The closest I've ever come (and ever plan to come) to a national bestseller list is a "Thank You" in the introduction of Chris Anderson's "The Long Tail." But I've made a living in publishing for the last ten years, first as a trade author, then as a self publisher. Thanks to some of my articles about Amazon, book sales, and this blog, I've enjoyed a large correspondence with literally thousands of authors and publishers. Or maybe it would be fairer to say I've conducted a large correspondence, it's not 100% enjoyable. Putting aside the loons and the authors who have the time to write multiple books but don't have the time to read a single article about publishing to the end, the most painful part of corresponding with unpublished authors is having to interpret their dreams. The most common dream, often hidden in a gauzy wrapping of serving mankind and changing the world, is to write a bestseller.
While I certainly encourage everybody to write the best book they can, writing the best book doesn't equate to winning a publishing lottery. Bestsellers share one common attribute that excludes most titles from even aspiring to a bestselling status, namely, they appeal to a heck of a lot of readers. I'm not going to pretend that I know how to create bestsellers, if I did, I'd have better things to to with my time than writing this crazy blog. But I think I have a pretty good feel for what books don't stand a chance of becoming bestsellers, unless they become the novelty title of the year that everybody buys and nobody reads. In eight years of corresponding with authors, the majority of titles I've heard described as potential bestsellers barely had a chance of selling beyond the author's immediate family.

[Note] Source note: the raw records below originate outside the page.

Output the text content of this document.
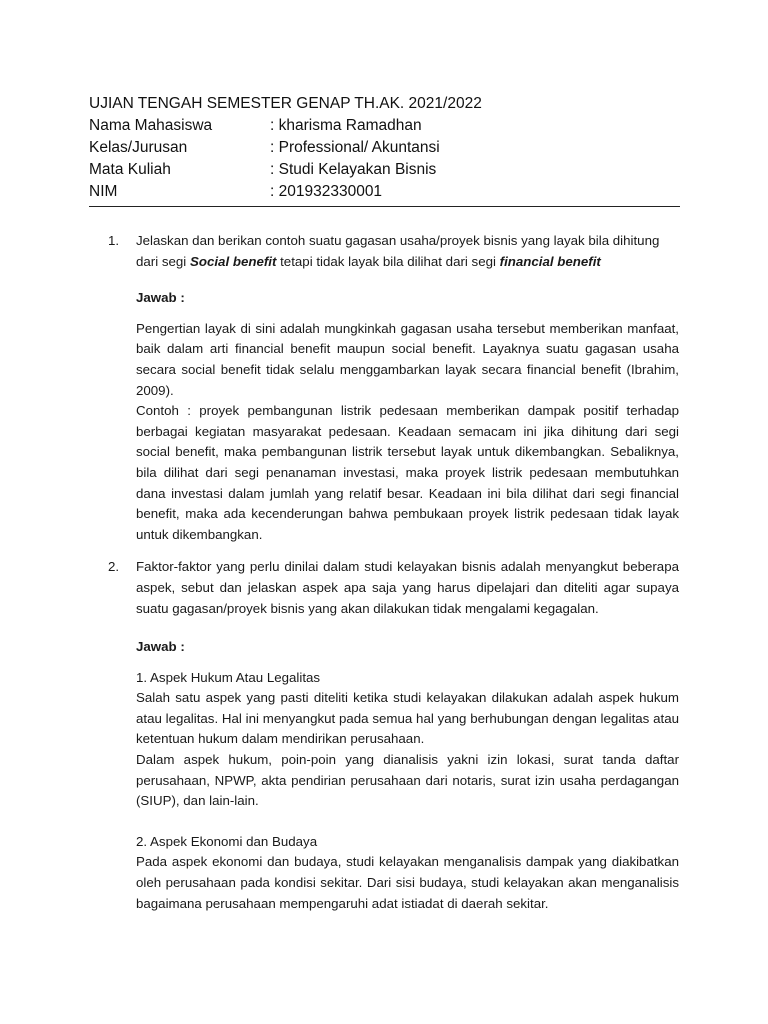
UJIAN TENGAH SEMESTER GENAP TH.AK. 2021/2022
Nama Mahasiswa	: kharisma Ramadhan
Kelas/Jurusan	: Professional/ Akuntansi
Mata Kuliah	: Studi Kelayakan Bisnis
NIM	: 201932330001
1.	Jelaskan dan berikan contoh suatu gagasan usaha/proyek bisnis yang layak bila dihitung dari segi Social benefit tetapi tidak layak bila dilihat dari segi financial benefit

Jawab :

Pengertian layak di sini adalah mungkinkah gagasan usaha tersebut memberikan manfaat, baik dalam arti financial benefit maupun social benefit. Layaknya suatu gagasan usaha secara social benefit tidak selalu menggambarkan layak secara financial benefit (Ibrahim, 2009).

Contoh : proyek pembangunan listrik pedesaan memberikan dampak positif terhadap berbagai kegiatan masyarakat pedesaan. Keadaan semacam ini jika dihitung dari segi social benefit, maka pembangunan listrik tersebut layak untuk dikembangkan. Sebaliknya, bila dilihat dari segi penanaman investasi, maka proyek listrik pedesaan membutuhkan dana investasi dalam jumlah yang relatif besar. Keadaan ini bila dilihat dari segi financial benefit, maka ada kecenderungan bahwa pembukaan proyek listrik pedesaan tidak layak untuk dikembangkan.

2.	Faktor-faktor yang perlu dinilai dalam studi kelayakan bisnis adalah menyangkut beberapa aspek, sebut dan jelaskan aspek apa saja yang harus dipelajari dan diteliti agar supaya suatu gagasan/proyek bisnis yang akan dilakukan tidak mengalami kegagalan.

Jawab :

1. Aspek Hukum Atau Legalitas

Salah satu aspek yang pasti diteliti ketika studi kelayakan dilakukan adalah aspek hukum atau legalitas. Hal ini menyangkut pada semua hal yang berhubungan dengan legalitas atau ketentuan hukum dalam mendirikan perusahaan.

Dalam aspek hukum, poin-poin yang dianalisis yakni izin lokasi, surat tanda daftar perusahaan, NPWP, akta pendirian perusahaan dari notaris, surat izin usaha perdagangan (SIUP), dan lain-lain.

2. Aspek Ekonomi dan Budaya

Pada aspek ekonomi dan budaya, studi kelayakan menganalisis dampak yang diakibatkan oleh perusahaan pada kondisi sekitar. Dari sisi budaya, studi kelayakan akan menganalisis bagaimana perusahaan mempengaruhi adat istiadat di daerah sekitar.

Publishing is not a lottery. Unfortunately, the lottery conception has developed quite a following in the world as a sort of an equalizer, a chance for the little guy to compete with the big guy. In reality, lotteries are about a lot of little guys competing with a lot of other little guys with the proceeds going to create some upper middle-class jobs for relatives of politicians. But the conception of taking a chance and coming out trumps seems to dominate the dreams of unpublished authors in a destructive way. The belief that publishing is a lottery and a bestseller is the winning ticket leads authors to ignore the realities of the business and to excuse their own failures. I've also heard my share of conspiracy theories from authors who believe the world is suppressing their masterpiece for socio/political reasons. Trust me on this one. If a publisher thought they could make a profit on your book, they'd publish it.
I think the attraction of the bestseller lottery philosophy is that it absolves the author of all responsibility. Writing the book becomes the whole job, after which, success is supposed to be determined by a bunch of numbered ping-pong balls coming up in the right sequence. If writing books is your hobby or your quality time activity, more power to you, but if you're trying to start a self publishing company so you can earn a living, you're not going to make it. The big trade publishers employ acquisitions editors for a reason, and that reason is to pick out the commercial books. If you can't do that for yourself, your dreams are going to remain dreams.